7 thoughts on “From hunter-gatherer to cutter-paster

  1. Seth Finkelstein

    I think any downturn in innovation is far more likely to be caused by the gutting of public education and support for higher education in the name of market ideology and austerity economics, than That Darn Internet.

    The above post is the sort of notorious storytelling that gives evolutionary biology a bad name, as pseudo-scientific justification for reactionary ramblings.

  2. Nick Carr

    Fair point, Seth, though obviously he’s talking about changes on a vastly different time scale than you are. I don’t think he’d argue that there are any policy implications to be taken from his speculations.

    My own question, from a societal standpoint, is: if (a) the population of humans has grown enormously and (b) the ability to share good ideas has increased dramatically, then does it really matter if the percentage of humans capable of thinking creatively declines?

  3. Orionwl

    Very interesting read. Though even before the Internet, consumerism made it easier and easier to just copy (buy) mass-produced stuff instead of building and innovating. The individual is domesticated to “TV-cattle”.

    However, I wonder how open-source and maker culture comes into this? This seems to be completely ignored in the article.

    Sharing combined with adapting, tinkering, and innovation. New ideas form and quickly spread and are improved. After all, lower-friction sharing makes it easier to work together. To “join minds” and do things with teams spread around the world, people who otherwise would never have found each other due to distance.

    So, all in all, maybe the Internet has improved things instead of made them worse. If used in the right way, it allows to go back to a more robust and less centralized society without giving up the advantages of modern technology.

  4. Bigloolaa.blogspot.com

    Fascinating interview. I suspect though that most innovation in society relies on the spreading of ideas through interaction and a rather small amount is conducted by isolated individuals. That suggests that innovation increases with interaction up to a certain point, after which we may reach a situation of diminishing returns, the copying culture. Have we reached that point now? We certainly have a lot of copying and pasting, more than ever, but there’s still a heck of a lot of innovation going on.

  5. Seth Finkelstein

    Regarding “… does it really matter if the percentage of humans capable of thinking creatively declines”, in a nutshell, that’s the argument of one “globalization” faction of the ultra-rich – that society can be maintained with a very small proportion of creative thinkers, available much more cheaply from developing countries, thus they contend that decimating public support for education won’t wreck society.

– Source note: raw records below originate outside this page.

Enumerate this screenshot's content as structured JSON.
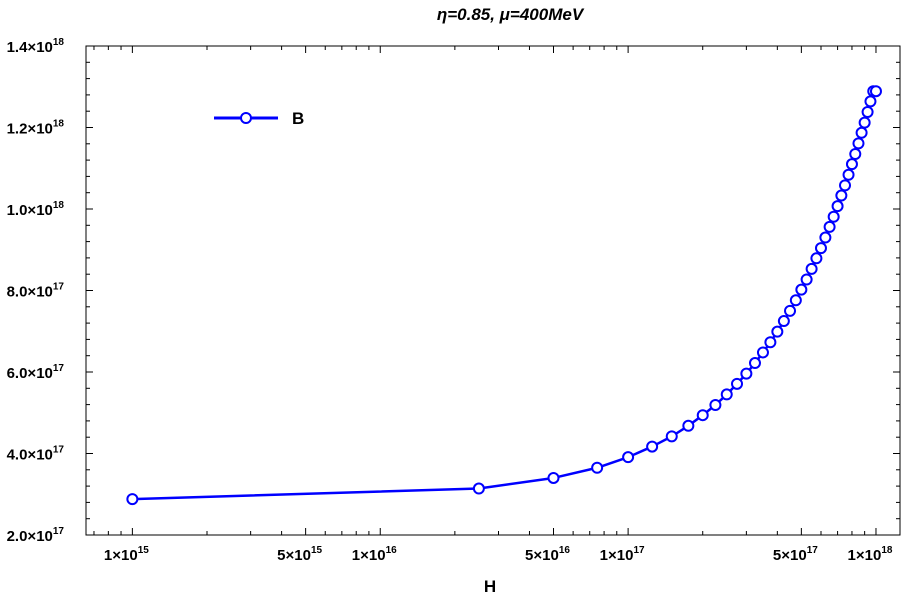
{
  "chart_data": {
    "type": "line",
    "title": "η=0.85, μ=400MeV",
    "xlabel": "H",
    "ylabel": "",
    "xscale": "log",
    "xlim": [
      650000000000000.0,
      1.25e+18
    ],
    "ylim": [
      2e+17,
      1.4e+18
    ],
    "grid": false,
    "legend": "top-left",
    "x_ticks": [
      {
        "value": 1000000000000000.0,
        "label": "1×10",
        "exp": "15"
      },
      {
        "value": 5000000000000000.0,
        "label": "5×10",
        "exp": "15"
      },
      {
        "value": 1e+16,
        "label": "1×10",
        "exp": "16"
      },
      {
        "value": 5e+16,
        "label": "5×10",
        "exp": "16"
      },
      {
        "value": 1e+17,
        "label": "1×10",
        "exp": "17"
      },
      {
        "value": 5e+17,
        "label": "5×10",
        "exp": "17"
      },
      {
        "value": 1e+18,
        "label": "1×10",
        "exp": "18"
      }
    ],
    "y_ticks": [
      {
        "value": 2e+17,
        "label": "2.0×10",
        "exp": "17"
      },
      {
        "value": 4e+17,
        "label": "4.0×10",
        "exp": "17"
      },
      {
        "value": 6e+17,
        "label": "6.0×10",
        "exp": "17"
      },
      {
        "value": 8e+17,
        "label": "8.0×10",
        "exp": "17"
      },
      {
        "value": 1e+18,
        "label": "1.0×10",
        "exp": "18"
      },
      {
        "value": 1.2e+18,
        "label": "1.2×10",
        "exp": "18"
      },
      {
        "value": 1.4e+18,
        "label": "1.4×10",
        "exp": "18"
      }
    ],
    "series": [
      {
        "name": "B",
        "color": "#0000ff",
        "marker": "open-circle",
        "x": [
          1000000000000000.0,
          2.5e+16,
          5e+16,
          7.5e+16,
          1e+17,
          1.25e+17,
          1.5e+17,
          1.75e+17,
          2e+17,
          2.25e+17,
          2.5e+17,
          2.75e+17,
          3e+17,
          3.25e+17,
          3.5e+17,
          3.75e+17,
          4e+17,
          4.25e+17,
          4.5e+17,
          4.75e+17,
          5e+17,
          5.25e+17,
          5.5e+17,
          5.75e+17,
          6e+17,
          6.25e+17,
          6.5e+17,
          6.75e+17,
          7e+17,
          7.25e+17,
          7.5e+17,
          7.75e+17,
          8e+17,
          8.25e+17,
          8.5e+17,
          8.75e+17,
          9e+17,
          9.25e+17,
          9.5e+17,
          9.75e+17,
          1e+18
        ],
        "y": [
          2.88e+17,
          3.14e+17,
          3.4e+17,
          3.65e+17,
          3.91e+17,
          4.17e+17,
          4.42e+17,
          4.68e+17,
          4.94e+17,
          5.19e+17,
          5.45e+17,
          5.71e+17,
          5.96e+17,
          6.22e+17,
          6.48e+17,
          6.73e+17,
          6.99e+17,
          7.25e+17,
          7.5e+17,
          7.76e+17,
          8.02e+17,
          8.27e+17,
          8.53e+17,
          8.79e+17,
          9.04e+17,
          9.3e+17,
          9.56e+17,
          9.81e+17,
          1.007e+18,
          1.033e+18,
          1.058e+18,
          1.084e+18,
          1.11e+18,
          1.135e+18,
          1.161e+18,
          1.187e+18,
          1.212e+18,
          1.238e+18,
          1.264e+18,
          1.289e+18,
          1.289e+18
        ]
      }
    ]
  }
}
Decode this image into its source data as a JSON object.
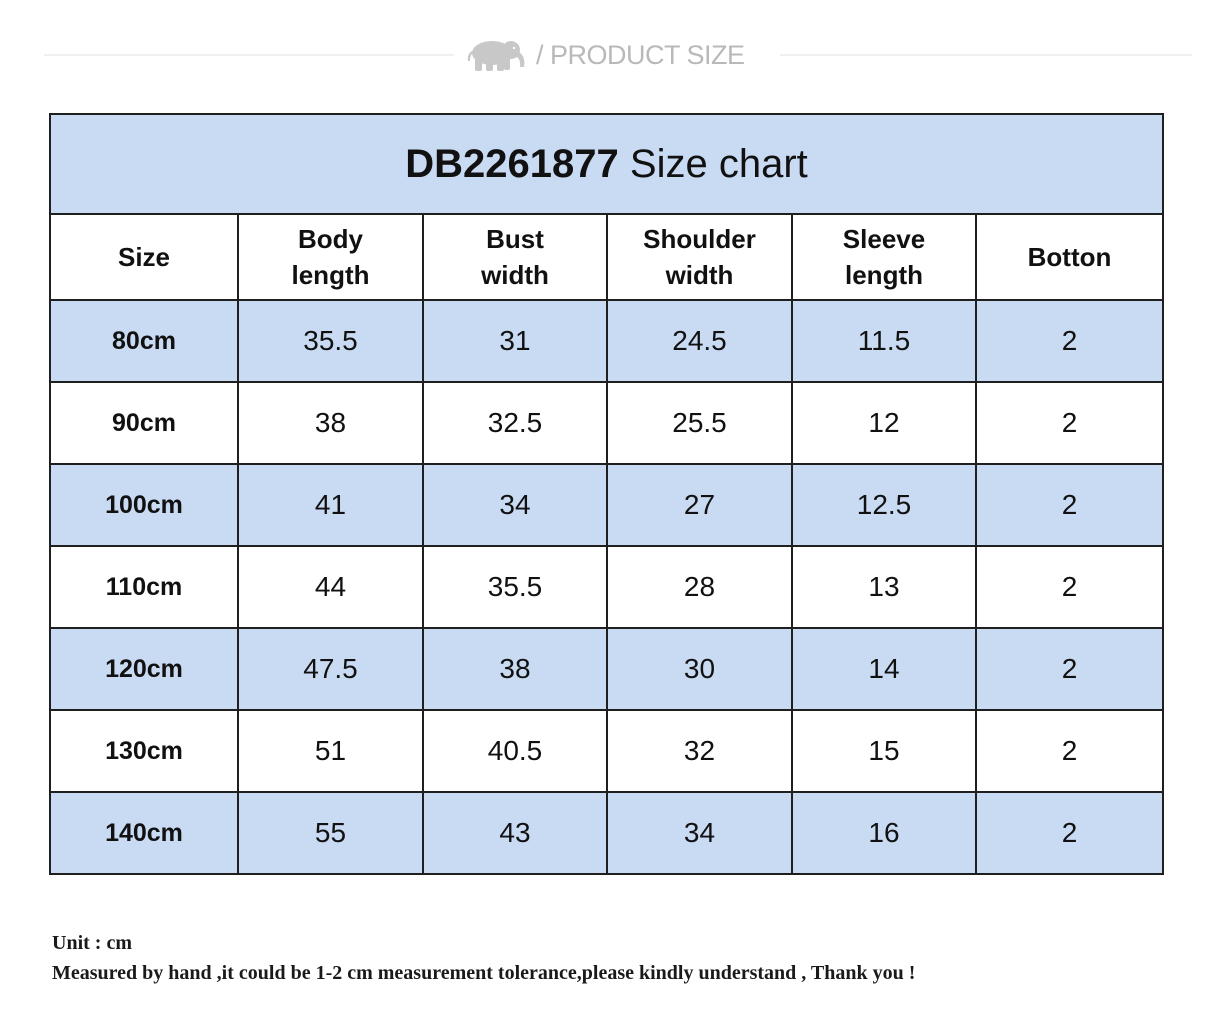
{
  "header": {
    "logo_icon": "elephant-icon",
    "title": "/ PRODUCT SIZE"
  },
  "size_chart": {
    "title_code": "DB2261877",
    "title_suffix": "Size chart",
    "columns": [
      [
        "Size"
      ],
      [
        "Body",
        "length"
      ],
      [
        "Bust",
        "width"
      ],
      [
        "Shoulder",
        "width"
      ],
      [
        "Sleeve",
        "length"
      ],
      [
        "Botton"
      ]
    ],
    "rows": [
      [
        "80cm",
        "35.5",
        "31",
        "24.5",
        "11.5",
        "2"
      ],
      [
        "90cm",
        "38",
        "32.5",
        "25.5",
        "12",
        "2"
      ],
      [
        "100cm",
        "41",
        "34",
        "27",
        "12.5",
        "2"
      ],
      [
        "110cm",
        "44",
        "35.5",
        "28",
        "13",
        "2"
      ],
      [
        "120cm",
        "47.5",
        "38",
        "30",
        "14",
        "2"
      ],
      [
        "130cm",
        "51",
        "40.5",
        "32",
        "15",
        "2"
      ],
      [
        "140cm",
        "55",
        "43",
        "34",
        "16",
        "2"
      ]
    ]
  },
  "notes": {
    "unit": "Unit : cm",
    "tolerance": "Measured by hand ,it could be 1-2 cm measurement tolerance,please kindly understand , Thank you !"
  },
  "colors": {
    "shaded_fill": "#c9daf3",
    "border": "#1f1f1f",
    "header_text": "#b9b9b9"
  }
}
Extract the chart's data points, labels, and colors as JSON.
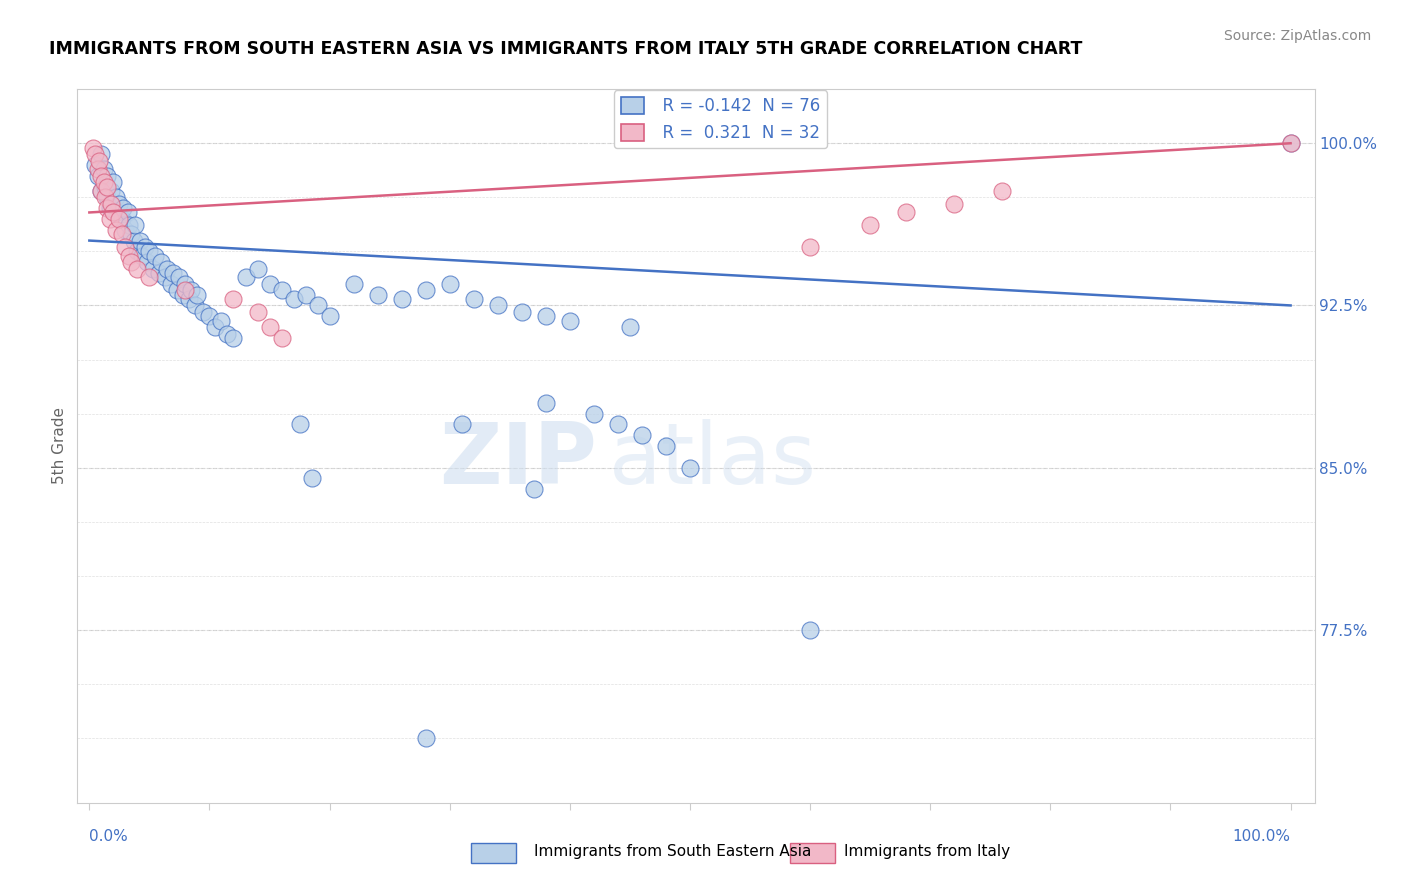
{
  "title": "IMMIGRANTS FROM SOUTH EASTERN ASIA VS IMMIGRANTS FROM ITALY 5TH GRADE CORRELATION CHART",
  "source": "Source: ZipAtlas.com",
  "ylabel": "5th Grade",
  "legend_label_blue": "Immigrants from South Eastern Asia",
  "legend_label_pink": "Immigrants from Italy",
  "R_blue": -0.142,
  "N_blue": 76,
  "R_pink": 0.321,
  "N_pink": 32,
  "color_blue": "#b8d0e8",
  "color_pink": "#f2b8c8",
  "color_line_blue": "#4472c4",
  "color_line_pink": "#d96080",
  "color_text": "#4472c4",
  "watermark_zip": "ZIP",
  "watermark_atlas": "atlas",
  "ytick_vals": [
    0.725,
    0.75,
    0.775,
    0.8,
    0.825,
    0.85,
    0.875,
    0.9,
    0.925,
    0.95,
    0.975,
    1.0
  ],
  "ytick_labels": [
    "",
    "",
    "77.5%",
    "",
    "",
    "85.0%",
    "",
    "",
    "92.5%",
    "",
    "",
    "100.0%"
  ],
  "ymin": 0.695,
  "ymax": 1.025,
  "xmin": -0.01,
  "xmax": 1.02,
  "blue_scatter_x": [
    0.005,
    0.007,
    0.01,
    0.01,
    0.012,
    0.013,
    0.015,
    0.015,
    0.017,
    0.018,
    0.02,
    0.022,
    0.023,
    0.025,
    0.027,
    0.028,
    0.03,
    0.032,
    0.033,
    0.035,
    0.037,
    0.038,
    0.04,
    0.042,
    0.044,
    0.046,
    0.048,
    0.05,
    0.053,
    0.055,
    0.058,
    0.06,
    0.063,
    0.065,
    0.068,
    0.07,
    0.073,
    0.075,
    0.078,
    0.08,
    0.083,
    0.085,
    0.088,
    0.09,
    0.095,
    0.1,
    0.105,
    0.11,
    0.115,
    0.12,
    0.13,
    0.14,
    0.15,
    0.16,
    0.17,
    0.18,
    0.19,
    0.2,
    0.22,
    0.24,
    0.26,
    0.28,
    0.3,
    0.32,
    0.34,
    0.36,
    0.38,
    0.4,
    0.45,
    0.5,
    0.38,
    0.42,
    0.44,
    0.46,
    0.48,
    1.0
  ],
  "blue_scatter_y": [
    0.99,
    0.985,
    0.978,
    0.995,
    0.988,
    0.98,
    0.985,
    0.975,
    0.97,
    0.978,
    0.982,
    0.975,
    0.968,
    0.972,
    0.965,
    0.97,
    0.96,
    0.968,
    0.962,
    0.958,
    0.955,
    0.962,
    0.95,
    0.955,
    0.948,
    0.952,
    0.945,
    0.95,
    0.942,
    0.948,
    0.94,
    0.945,
    0.938,
    0.942,
    0.935,
    0.94,
    0.932,
    0.938,
    0.93,
    0.935,
    0.928,
    0.932,
    0.925,
    0.93,
    0.922,
    0.92,
    0.915,
    0.918,
    0.912,
    0.91,
    0.938,
    0.942,
    0.935,
    0.932,
    0.928,
    0.93,
    0.925,
    0.92,
    0.935,
    0.93,
    0.928,
    0.932,
    0.935,
    0.928,
    0.925,
    0.922,
    0.92,
    0.918,
    0.915,
    0.85,
    0.88,
    0.875,
    0.87,
    0.865,
    0.86,
    1.0
  ],
  "blue_outlier_x": [
    0.175,
    0.185,
    0.31,
    0.37,
    0.6,
    0.28
  ],
  "blue_outlier_y": [
    0.87,
    0.845,
    0.87,
    0.84,
    0.775,
    0.725
  ],
  "pink_scatter_x": [
    0.003,
    0.005,
    0.007,
    0.008,
    0.01,
    0.01,
    0.012,
    0.013,
    0.015,
    0.015,
    0.017,
    0.018,
    0.02,
    0.022,
    0.025,
    0.027,
    0.03,
    0.033,
    0.035,
    0.04,
    0.05,
    0.08,
    0.12,
    0.14,
    0.15,
    0.16,
    0.6,
    0.65,
    0.68,
    0.72,
    0.76,
    1.0
  ],
  "pink_scatter_y": [
    0.998,
    0.995,
    0.988,
    0.992,
    0.985,
    0.978,
    0.982,
    0.975,
    0.98,
    0.97,
    0.965,
    0.972,
    0.968,
    0.96,
    0.965,
    0.958,
    0.952,
    0.948,
    0.945,
    0.942,
    0.938,
    0.932,
    0.928,
    0.922,
    0.915,
    0.91,
    0.952,
    0.962,
    0.968,
    0.972,
    0.978,
    1.0
  ],
  "blue_trendline_x": [
    0.0,
    1.0
  ],
  "blue_trendline_y": [
    0.955,
    0.925
  ],
  "pink_trendline_x": [
    0.0,
    1.0
  ],
  "pink_trendline_y": [
    0.968,
    1.0
  ]
}
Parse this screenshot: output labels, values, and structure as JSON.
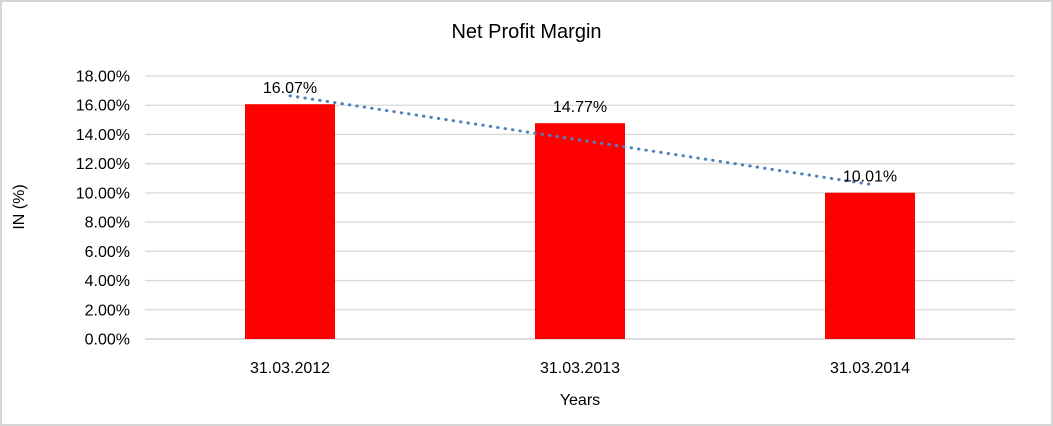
{
  "chart_data": {
    "type": "bar",
    "title": "Net Profit Margin",
    "xlabel": "Years",
    "ylabel": "IN (%)",
    "categories": [
      "31.03.2012",
      "31.03.2013",
      "31.03.2014"
    ],
    "values": [
      16.07,
      14.77,
      10.01
    ],
    "data_labels": [
      "16.07%",
      "14.77%",
      "10.01%"
    ],
    "ylim": [
      0,
      18
    ],
    "ytick_step": 2,
    "ytick_labels": [
      "0.00%",
      "2.00%",
      "4.00%",
      "6.00%",
      "8.00%",
      "10.00%",
      "12.00%",
      "14.00%",
      "16.00%",
      "18.00%"
    ],
    "grid": true,
    "legend": "none",
    "bar_color": "#ff0000",
    "trendline": {
      "type": "linear",
      "style": "dotted",
      "color": "#4f81bd"
    },
    "gridline_color": "#d9d9d9",
    "axis_line_color": "#c6c6c6",
    "border_color": "#d5d5d5",
    "text_color": "#000000"
  }
}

    So it comes down to what you mean by “really matter” – can the same be done with less? Well, that seems a pretty standard result of technological progress. Is it good that there’s less devoted to this? That’s a political, values choice. This is basically the literal Luddite argument – who benefits from technological gains? Do the workers get higher wages, or better working conditions, while owners make the same profit, or do workers get cut while owners make more profit?

    Making it about That Darn Internet is “safe”, since the acceptable pundit response is hand-wringing, especially if done as soulless machines robbing us of the essence of humanity. Getting into Occupy Wall Street territory is much more problematic.

  6. Adam Graber

    This post reminds me of James Gleick’s chapter on memes in The Information. It follows a chapter on genetics, using it as a analogy for the way memes spread.